Pubblicato: 30/12/2025 09:47

Un pranzo di Natale poteva trasformarsi in tragedia per un uomo di 77 anni, salvato all’ultimo momento da un’équipe d’urgenza guidata dal dottor Alberto Brolese, direttore della Chirurgia generale 2 di Trento. Il paziente aveva mangiato troppe lenticchie, causando una situazione clinica estremamente grave destinata a entrare nella letteratura scientifica, e che riaccende l’attenzione sui rischi degli eccessi alimentari durante le festività.

Tutto ha avuto inizio quando l’uomo è arrivato in ospedale con una diagnosi drammatica: la sindrome di Boerhaave, una lacerazione spontanea e completa dell’esofago. «Lo sforzo del vomito, anziché espellere il cibo, ha causato la rottura interna riversando il contenuto gastrico nel torace», ha spiegato Brolese al Corriere della Sera.

La mortalità stimata in casi come questo raggiunge l’80%. Il chirurgo, che si trovava in vacanza con la famiglia ad Adria, ha interrotto tutto e si è messo in viaggio per raggiungere l’ospedale. Il percorso non è stato semplice: «Ho affrontato 20 chilometri di coda sulla A22, ho messo fuori dal finestrino il fazzoletto bianco e azionato le frecce, passando sulla corsia d’emergenza», ha raccontato.

Fermato dalla polizia, Brolese ha mostrato il tesserino e l’auto è stata scortata fino a Trento con sirene spiegate. L’intervento chirurgico, durato quattro ore, ha permesso la sutura dell’esofago e il paziente è stato dichiarato fuori pericolo. «Se scegli di fare il medico devi anteporre lo spirito di servizio a tutto il resto», ha commentato il chirurgo, veterano dei trapianti.

“Non sono state le lenticchie”

Secondo quanto chiarito dal professor Enrico Stefano Corazziari, gastroenterologo di chiara fama, è fondamentale discolpare le lenticchie dall’accusa di aver provocato direttamente il danno fisico. Il medico ha spiegato che la lesione non è stata causata dalle proprietà del legume, ma dalla pressione meccanica insopportabile generata da ripetuti e violenti conati di vomito. Questo fenomeno si verifica solitamente dopo abbuffate imponenti, dove l’eccessivo consumo di cibo, frequentemente accompagnato da un elevato apporto di alcol, mette sotto stress l’intero apparato digerente. In questo contesto, le lenticchie rappresentano solo l’ultimo alimento assunto prima del malore, ma il tragico esito si sarebbe verificato con qualunque altra pietanza ingerita in quantità eccessive.

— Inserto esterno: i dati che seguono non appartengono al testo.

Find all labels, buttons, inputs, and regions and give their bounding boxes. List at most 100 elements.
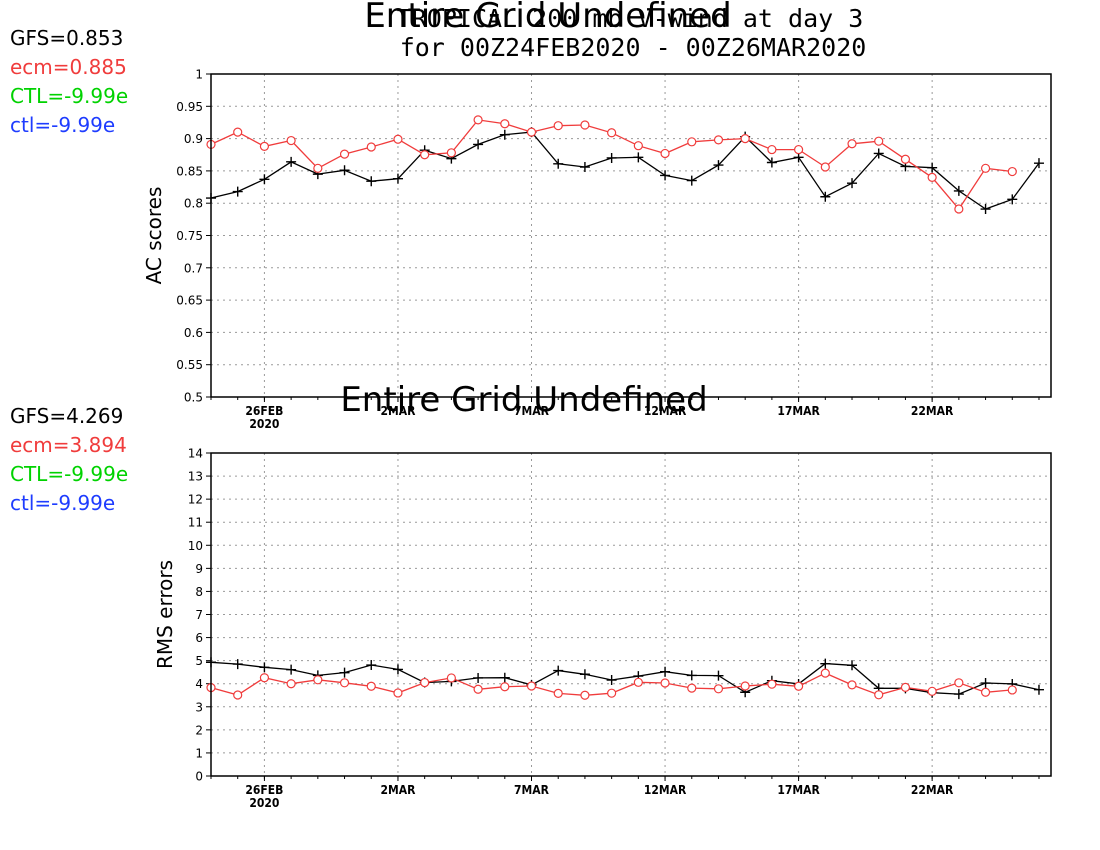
data-point-ecm [286,135,296,146]
data-point-ecm [740,134,750,144]
data-point-ecm [607,688,617,698]
data-point-gfs [980,204,991,215]
data-point-ecm [446,673,456,683]
x-tick-label: 2MAR [380,783,416,797]
data-point-gfs [259,174,270,185]
data-point-ecm [500,682,510,692]
y-tick-label: 3 [195,700,203,714]
data-point-ecm [740,681,750,691]
data-point-ecm [820,162,830,172]
data-point-ecm [1007,166,1017,177]
x-tick-label: 22MAR [911,404,954,418]
data-point-ecm [713,135,724,145]
data-point-ecm [660,148,670,159]
data-point-ecm [446,148,456,158]
y-tick-label: 0.75 [176,229,203,243]
y-tick-label: 11 [188,516,203,530]
data-point-ecm [687,683,697,693]
data-point-ecm [233,690,243,700]
data-point-ecm [313,675,323,685]
data-point-ecm [793,144,804,155]
data-point-gfs [232,659,243,670]
x-tick-label: 17MAR [777,783,820,797]
data-point-ecm [607,128,617,138]
data-point-gfs [847,660,858,671]
data-point-gfs [660,170,671,181]
data-point-ecm [420,677,430,688]
series-line-gfs [210,131,1040,210]
y-tick-label: 2 [195,723,203,737]
data-point-gfs [366,660,377,671]
data-point-gfs [259,662,270,673]
data-point-gfs [713,160,724,171]
data-point-ecm [767,144,777,155]
x-tick-label: 26FEB [245,404,283,418]
data-point-ecm [580,120,590,130]
x-tick-sublabel: 2020 [249,796,279,810]
legend-ecm-rms: ecm=3.894 [10,433,127,457]
chart-title-line1: TROPICAL 200 mb V-wind at day 3 [397,4,864,33]
y-axis-label: AC scores [142,187,166,285]
data-point-ecm [847,680,857,690]
data-point-ecm [580,690,590,700]
legend-gfs-ac: GFS=0.853 [10,26,124,50]
legend-CTL-ac: CTL=-9.99e [10,84,129,108]
legend-ctl-rms: ctl=-9.99e [10,491,116,515]
data-point-gfs [713,670,724,681]
y-tick-label: 7 [195,608,203,622]
overlay-text-top: Entire Grid Undefined [364,0,731,36]
data-point-ecm [874,690,884,700]
y-tick-label: 13 [188,470,203,484]
legend-gfs-rms: GFS=4.269 [10,404,124,428]
data-point-gfs [499,129,510,140]
y-tick-label: 0.95 [176,100,203,114]
data-point-gfs [1033,684,1044,695]
data-point-ecm [393,134,403,144]
data-point-gfs [686,175,697,186]
data-point-ecm [633,141,643,151]
y-tick-label: 4 [195,677,203,691]
data-point-ecm [420,150,430,160]
data-point-ecm [767,679,777,689]
data-point-ecm [473,115,483,125]
data-point-gfs [232,186,243,197]
y-tick-label: 6 [195,631,203,645]
y-tick-label: 0.6 [184,326,203,340]
y-tick-label: 0 [195,770,203,784]
data-point-gfs [606,675,617,686]
y-tick-label: 12 [188,493,203,507]
data-point-ecm [553,121,563,131]
x-tick-label: 2MAR [380,404,416,418]
data-point-ecm [366,142,376,152]
x-tick-label: 26FEB [245,783,283,797]
x-tick-label: 17MAR [777,404,820,418]
data-point-ecm [526,127,537,137]
data-point-ecm [900,682,911,693]
legend-ecm-ac: ecm=0.885 [10,55,127,79]
data-point-ecm [900,154,911,164]
data-point-ecm [687,137,697,147]
data-point-gfs [553,665,564,676]
y-tick-label: 5 [195,654,203,668]
data-point-gfs [873,148,884,159]
data-point-ecm [553,688,563,699]
data-point-gfs [927,162,938,173]
data-point-gfs [286,156,297,167]
data-point-ecm [366,681,376,691]
data-point-ecm [500,119,510,129]
data-point-gfs [1033,158,1044,169]
data-point-gfs [980,678,991,689]
data-point-ecm [526,681,537,691]
data-point-ecm [927,172,937,182]
x-tick-sublabel: 2020 [249,417,279,431]
y-tick-label: 0.85 [176,164,203,178]
y-tick-label: 0.55 [176,358,203,372]
data-point-ecm [393,688,403,698]
y-axis-label: RMS errors [153,560,177,669]
x-tick-label: 12MAR [644,404,687,418]
data-point-gfs [686,670,697,681]
y-tick-label: 0.8 [184,197,203,211]
legend-CTL-rms: CTL=-9.99e [10,462,129,486]
data-point-ecm [313,163,323,173]
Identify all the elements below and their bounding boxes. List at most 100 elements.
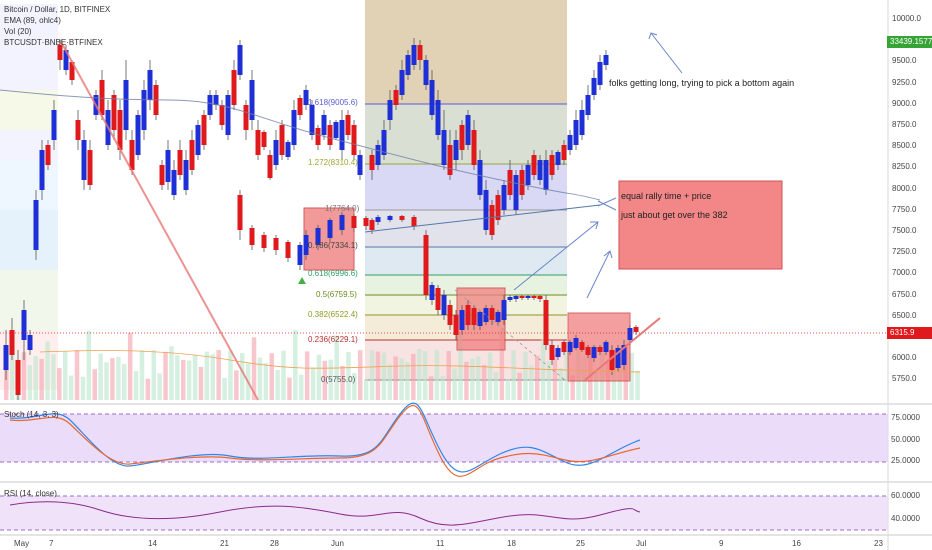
volume-bar — [68, 375, 74, 400]
volume-bar — [269, 353, 274, 400]
volume-bar — [552, 354, 558, 400]
volume-bar — [458, 334, 463, 400]
candle-body — [225, 95, 231, 135]
volume-bar — [27, 365, 33, 400]
candle-body — [495, 195, 501, 220]
candle-body — [543, 160, 549, 190]
volume-bar — [328, 359, 333, 400]
candle-body — [507, 297, 513, 300]
candle-body — [297, 98, 303, 115]
rsi-tick-60: 60.0000 — [891, 491, 920, 500]
candle-body — [351, 216, 357, 228]
volume-bar — [570, 375, 575, 400]
volume-bar — [499, 330, 505, 400]
candle-body — [381, 130, 387, 155]
candle-body — [87, 150, 93, 185]
volume-bar — [116, 356, 121, 400]
candle-body — [27, 335, 33, 350]
stoch-tick-25: 25.0000 — [891, 456, 920, 465]
note-bottom[interactable]: folks getting long, trying to pick a bot… — [609, 78, 795, 88]
candle-body — [573, 120, 579, 145]
candle-body — [471, 308, 477, 325]
price-tick: 7750.0 — [892, 204, 917, 214]
candle-body — [339, 120, 345, 150]
candle-body — [603, 55, 609, 65]
volume-bar — [381, 352, 387, 400]
volume-bar — [535, 355, 540, 400]
volume-bar — [151, 350, 156, 400]
volume-bar — [440, 375, 446, 400]
volume-bar — [358, 350, 363, 400]
time-tick: 9 — [719, 539, 724, 548]
volume-bar — [251, 337, 257, 400]
fib-label-1618: 1.618(9005.6) — [308, 98, 358, 107]
volume-bar — [222, 377, 227, 400]
fib-label-1: 1(7764.0) — [325, 204, 360, 213]
candle-body — [429, 80, 435, 115]
candle-body — [423, 60, 429, 85]
stoch-pane[interactable] — [0, 402, 888, 477]
candle-body — [177, 150, 183, 175]
candle-body — [327, 220, 333, 238]
vol-label[interactable]: Vol (20) — [4, 27, 32, 36]
volume-bar — [352, 373, 357, 400]
candle-body — [33, 200, 39, 250]
price-tick: 9000.0 — [892, 98, 917, 108]
candle-body — [501, 185, 507, 210]
volume-bar — [422, 350, 428, 400]
candle-body — [297, 245, 303, 265]
volume-bar — [9, 350, 15, 400]
volume-bar — [316, 354, 322, 400]
volume-bar — [186, 360, 192, 400]
volume-bar — [110, 358, 115, 400]
volume-bar — [310, 367, 316, 400]
volume-bar — [287, 377, 292, 400]
volume-bar — [635, 370, 640, 400]
time-tick: 28 — [270, 539, 279, 548]
candle-body — [465, 305, 471, 325]
stoch-title[interactable]: Stoch (14, 3, 3) — [4, 410, 59, 419]
price-tick: 8000.0 — [892, 183, 917, 193]
candle-body — [417, 45, 423, 60]
price-tick: 9250.0 — [892, 77, 917, 87]
note-rally-time[interactable]: equal rally time + price — [621, 191, 712, 201]
volume-bar — [387, 364, 392, 400]
note-rally-382[interactable]: just about get over the 382 — [621, 210, 728, 220]
candle-body — [609, 350, 615, 370]
ema-label[interactable]: EMA (89, ohlc4) — [4, 16, 61, 25]
fib-label-1272: 1.272(8310.4) — [308, 158, 358, 167]
candle-body — [51, 110, 57, 140]
volume-bar — [293, 330, 298, 400]
symbol-title[interactable]: Bitcoin / Dollar, 1D, BITFINEX — [4, 5, 111, 14]
volume-bar — [476, 356, 481, 400]
volume-bar — [340, 365, 345, 400]
volume-bar — [198, 366, 204, 400]
rsi-pane[interactable] — [0, 495, 888, 531]
rsi-title[interactable]: RSI (14, close) — [4, 489, 57, 498]
volume-bar — [540, 339, 546, 400]
candle-body — [519, 170, 525, 195]
candle-body — [561, 145, 567, 160]
candle-body — [339, 215, 345, 230]
fib-label-0618: 0.618(6996.6) — [308, 269, 358, 278]
compare-label[interactable]: BTCUSDT·BNBE·BTFINEX — [4, 38, 103, 47]
volume-bar — [523, 352, 528, 400]
volume-bar — [558, 367, 564, 400]
candle-body — [45, 145, 51, 165]
volume-bar — [210, 354, 215, 400]
volume-bar — [487, 352, 493, 400]
candle-body — [585, 347, 591, 355]
fib-label-0786: 0.786(7334.1) — [308, 241, 358, 250]
candle-body — [405, 55, 411, 75]
time-tick: 18 — [507, 539, 516, 548]
volume-bar — [263, 363, 269, 400]
volume-bar — [411, 353, 416, 400]
candle-body — [243, 105, 249, 130]
volume-bar — [517, 372, 522, 400]
volume-bar — [428, 376, 434, 400]
time-tick: May — [14, 539, 30, 548]
candle-body — [483, 308, 489, 322]
candle-body — [459, 125, 465, 150]
candle-body — [237, 195, 243, 230]
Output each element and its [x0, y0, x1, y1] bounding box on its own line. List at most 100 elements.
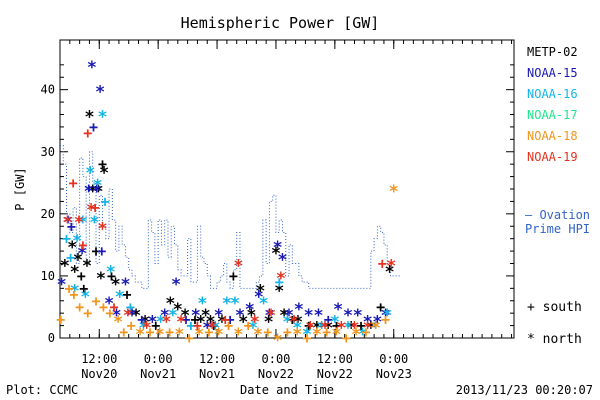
point-noaa-16-north: *	[97, 108, 107, 128]
point-noaa-19-north: *	[207, 319, 217, 339]
point-noaa-18-south: +	[204, 323, 213, 341]
point-metp-02-south: +	[79, 279, 88, 297]
y-tick-label: 40	[41, 83, 55, 97]
x-tick-date-label: Nov22	[258, 367, 294, 381]
point-noaa-19-south: +	[378, 255, 387, 273]
point-noaa-16-north: *	[259, 294, 269, 314]
point-noaa-16-north: *	[80, 288, 90, 308]
point-noaa-18-south: +	[244, 317, 253, 335]
point-noaa-18-north: *	[389, 182, 399, 202]
x-tick-date-label: Nov22	[317, 367, 353, 381]
point-noaa-18-south: +	[303, 329, 312, 347]
point-noaa-16-north: *	[358, 325, 368, 345]
point-noaa-15-south: +	[226, 310, 235, 328]
point-metp-02-north: *	[385, 263, 395, 283]
point-noaa-16-north: *	[317, 319, 327, 339]
point-metp-02-north: *	[274, 281, 284, 301]
point-noaa-16-south: +	[186, 317, 195, 335]
point-noaa-18-south: +	[127, 317, 136, 335]
point-noaa-18-north: *	[253, 325, 263, 345]
point-metp-02-north: *	[346, 319, 356, 339]
point-noaa-16-north: *	[85, 163, 95, 183]
point-noaa-15-north: *	[160, 306, 170, 326]
point-metp-02-south: +	[91, 242, 100, 260]
point-metp-02-north: *	[60, 257, 70, 277]
point-metp-02-north: *	[88, 182, 98, 202]
point-metp-02-south: +	[77, 267, 86, 285]
point-noaa-16-north: *	[292, 319, 302, 339]
timestamp: 2013/11/23 00:20:07	[456, 383, 593, 397]
point-metp-02-south: +	[332, 317, 341, 335]
point-metp-02-north: *	[366, 319, 376, 339]
point-noaa-16-north: *	[197, 294, 207, 314]
point-noaa-19-north: *	[97, 219, 107, 239]
point-noaa-15-south: +	[137, 310, 146, 328]
series-noaa-18: ++++ ++++*++ * + * + * + * + * + * + * + * + * + * + * + * + * +*	[56, 182, 399, 351]
ovation-legend-line1: – Ovation	[525, 208, 590, 222]
point-metp-02-north: *	[84, 108, 94, 128]
ovation-hpi-line	[60, 145, 400, 289]
x-axis: 12:00Nov200:00Nov2112:00Nov210:00Nov2212…	[59, 40, 513, 381]
point-noaa-18-north: *	[272, 331, 282, 351]
point-noaa-15-north: *	[202, 319, 212, 339]
series-metp-02: ****++***+**+*+* +** +*** +***+*+*******+* +…	[60, 108, 395, 339]
ovation-hpi-series	[60, 145, 400, 289]
point-noaa-15-north: *	[277, 250, 287, 270]
point-noaa-16-north: *	[138, 319, 148, 339]
point-noaa-16-south: +	[275, 273, 284, 291]
point-noaa-18-south: +	[64, 279, 73, 297]
point-noaa-15-south: +	[324, 310, 333, 328]
series-noaa-15: **+***+**+**** + * **+ *** + * ****** * * * + * * * * **	[57, 58, 391, 339]
point-metp-02-south: +	[107, 267, 116, 285]
point-noaa-18-north: *	[233, 325, 243, 345]
point-noaa-16-south: +	[62, 230, 71, 248]
point-noaa-19-north: *	[386, 257, 396, 277]
point-noaa-18-north: *	[351, 325, 361, 345]
point-noaa-18-north: *	[194, 325, 204, 345]
point-noaa-19-north: *	[142, 319, 152, 339]
point-noaa-15-north: *	[380, 306, 390, 326]
point-noaa-18-south: +	[83, 304, 92, 322]
point-noaa-18-north: *	[155, 325, 165, 345]
point-noaa-16-north: *	[106, 263, 116, 283]
point-metp-02-north: *	[323, 319, 333, 339]
point-noaa-18-south: +	[99, 298, 108, 316]
point-noaa-15-north: *	[120, 275, 130, 295]
point-metp-02-north: *	[312, 319, 322, 339]
point-noaa-19-south: +	[193, 317, 202, 335]
y-axis: 0 10 20 30 40	[41, 64, 514, 345]
point-noaa-16-south: +	[100, 192, 109, 210]
x-tick-label: 12:00	[81, 352, 117, 366]
point-noaa-16-north: *	[155, 312, 165, 332]
point-noaa-18-north: *	[331, 325, 341, 345]
legend-noaa-17: NOAA-17	[527, 108, 578, 122]
point-noaa-19-north: *	[250, 312, 260, 332]
point-noaa-16-north: *	[168, 306, 178, 326]
point-noaa-19-south: +	[78, 236, 87, 254]
point-noaa-15-north: *	[235, 306, 245, 326]
point-metp-02-north: *	[67, 238, 77, 258]
point-noaa-16-north: *	[78, 213, 88, 233]
point-noaa-15-north: *	[264, 306, 274, 326]
point-noaa-19-north: *	[86, 201, 96, 221]
point-noaa-19-north: *	[123, 306, 133, 326]
point-noaa-15-north: *	[171, 275, 181, 295]
point-noaa-15-north: *	[104, 294, 114, 314]
point-noaa-18-north: *	[214, 325, 224, 345]
point-noaa-15-north: *	[63, 213, 73, 233]
point-noaa-15-north: *	[304, 306, 314, 326]
y-tick-label: 0	[48, 331, 55, 345]
point-noaa-18-south: +	[91, 292, 100, 310]
point-noaa-15-north: *	[57, 275, 67, 295]
point-noaa-16-north: *	[371, 319, 381, 339]
point-noaa-18-south: +	[283, 323, 292, 341]
point-noaa-19-north: *	[176, 312, 186, 332]
point-noaa-15-north: *	[77, 244, 87, 264]
point-noaa-18-south: +	[224, 317, 233, 335]
point-noaa-18-south: +	[105, 304, 114, 322]
point-noaa-19-north: *	[266, 306, 276, 326]
point-metp-02-north: *	[82, 257, 92, 277]
point-metp-02-north: *	[111, 275, 121, 295]
point-noaa-18-north: *	[312, 325, 322, 345]
point-noaa-15-south: +	[67, 217, 76, 235]
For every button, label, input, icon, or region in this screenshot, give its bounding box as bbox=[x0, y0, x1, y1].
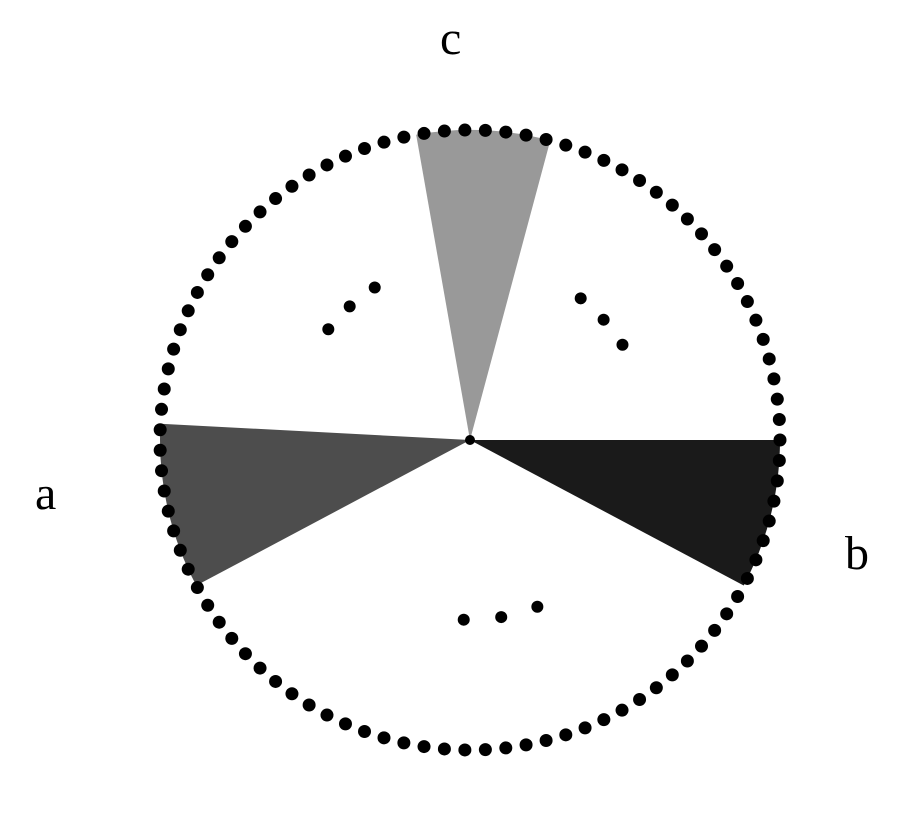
label-a: a bbox=[35, 470, 56, 518]
label-c: c bbox=[440, 15, 461, 63]
label-b: b bbox=[845, 530, 869, 578]
center-dot bbox=[465, 435, 475, 445]
pie-diagram bbox=[0, 0, 921, 827]
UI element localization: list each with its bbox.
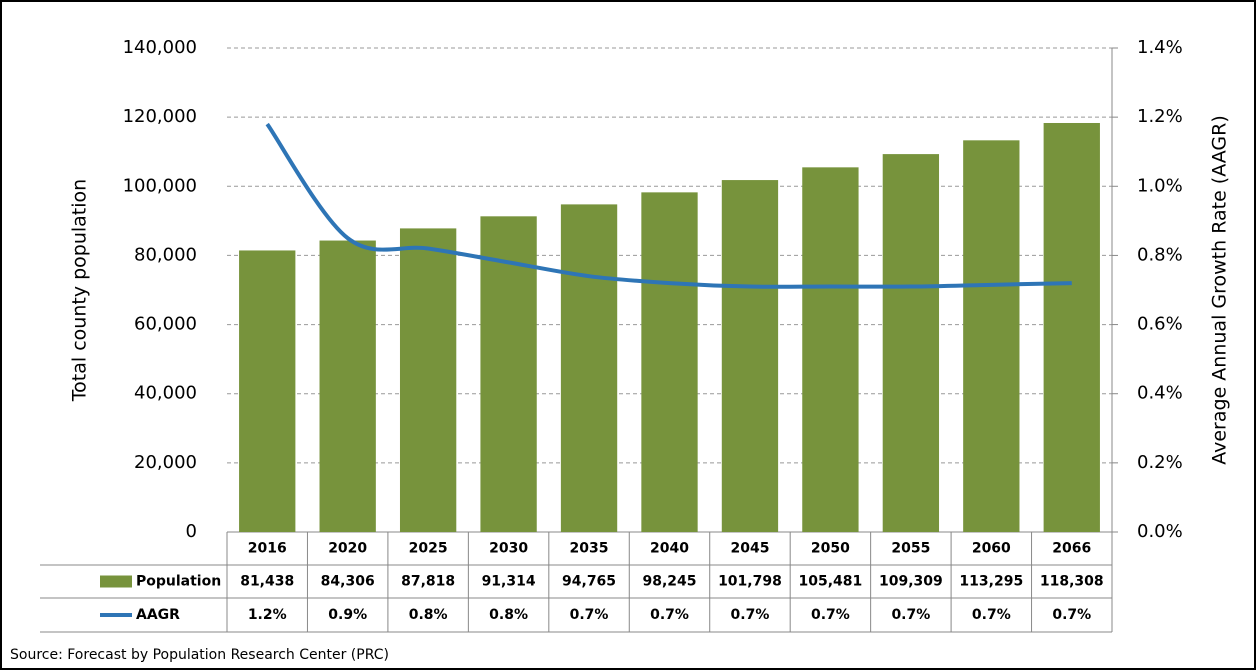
data-label: 0.7% (811, 607, 850, 623)
x-tick-label: 2045 (730, 541, 769, 557)
bar (560, 204, 618, 532)
data-label: 0.7% (650, 607, 689, 623)
y-tick-label: 100,000 (123, 175, 197, 196)
bar (641, 192, 698, 532)
data-label: 81,438 (240, 574, 294, 590)
data-label: 113,295 (959, 574, 1023, 590)
x-tick-label: 2030 (489, 541, 528, 557)
data-label: 0.7% (1052, 607, 1091, 623)
data-label: 0.9% (328, 607, 367, 623)
y2-tick-label: 0.6% (1137, 314, 1183, 335)
data-label: 0.7% (972, 607, 1011, 623)
legend-label: Population (136, 574, 221, 590)
bar (802, 167, 859, 533)
data-label: 0.7% (891, 607, 930, 623)
y2-axis-title: Average Annual Growth Rate (AAGR) (1209, 115, 1231, 465)
x-tick-label: 2050 (811, 541, 850, 557)
bar (239, 250, 296, 532)
y2-tick-label: 1.2% (1137, 106, 1183, 127)
legend-label: AAGR (136, 607, 180, 623)
data-label: 0.7% (731, 607, 770, 623)
y2-tick-label: 0.8% (1137, 244, 1183, 265)
x-tick-label: 2020 (328, 541, 367, 557)
x-tick-label: 2025 (409, 541, 448, 557)
y-tick-label: 0 (186, 521, 197, 542)
data-label: 87,818 (401, 574, 455, 590)
line (265, 122, 1072, 289)
data-label: 0.8% (409, 607, 448, 623)
x-tick-label: 2060 (972, 541, 1011, 557)
y-tick-label: 60,000 (134, 314, 197, 335)
bar (963, 140, 1020, 532)
data-label: 109,309 (879, 574, 943, 590)
data-label: 0.8% (489, 607, 528, 623)
bar (882, 154, 940, 533)
y2-tick-label: 0.2% (1137, 452, 1183, 473)
bar (399, 228, 457, 532)
legend-swatch (100, 575, 132, 588)
x-tick-label: 2035 (570, 541, 609, 557)
y2-tick-label: 1.0% (1137, 175, 1183, 196)
data-label: 105,481 (799, 574, 863, 590)
data-label: 84,306 (321, 574, 375, 590)
data-label: 0.7% (570, 607, 609, 623)
bar (1043, 122, 1100, 532)
bar (721, 180, 779, 533)
data-label: 101,798 (718, 574, 782, 590)
y2-tick-label: 0.0% (1137, 521, 1183, 542)
y-tick-label: 120,000 (123, 106, 197, 127)
data-label: 94,765 (562, 574, 616, 590)
y-tick-label: 40,000 (134, 383, 197, 404)
x-tick-label: 2055 (891, 541, 930, 557)
y-axis-title: Total county population (69, 179, 91, 402)
y-tick-label: 80,000 (134, 244, 197, 265)
x-tick-label: 2040 (650, 541, 689, 557)
bar (319, 240, 376, 532)
data-label: 98,245 (642, 574, 696, 590)
x-tick-label: 2066 (1052, 541, 1091, 557)
source: Source: Forecast by Population Research … (10, 647, 389, 663)
x-tick-label: 2016 (248, 541, 287, 557)
data-label: 1.2% (248, 607, 287, 623)
data-label: 91,314 (482, 574, 536, 590)
y-tick-label: 140,000 (123, 37, 197, 58)
y2-tick-label: 0.4% (1137, 383, 1183, 404)
bar (480, 216, 537, 532)
y2-tick-label: 1.4% (1137, 37, 1183, 58)
data-label: 118,308 (1040, 574, 1104, 590)
y-tick-label: 20,000 (134, 452, 197, 473)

La dinamica dell’incidente avvenuto durante il giorno di Natale descrive un quadro clinico di estrema urgenza. L’anziano, dopo il pasto abbondante, ha iniziato a manifestare sintomi gravi che hanno richiesto un intervento chirurgico di oltre quattro ore. Durante la sindrome di Boerhaave, la forza dei conati di vomito è tale da provocare una lacerazione completa della parete esofagea, permettendo al contenuto gastrico di fuoriuscire e penetrare all’interno del torace. Questo versamento di materiale estraneo nel mediastino scatena quasi immediatamente una grave infezione sistemica, portando a un rapido e pericoloso deterioramento delle funzioni vitali del paziente, che deve essere trattato tempestivamente in terapia intensiva per evitare esiti fatali.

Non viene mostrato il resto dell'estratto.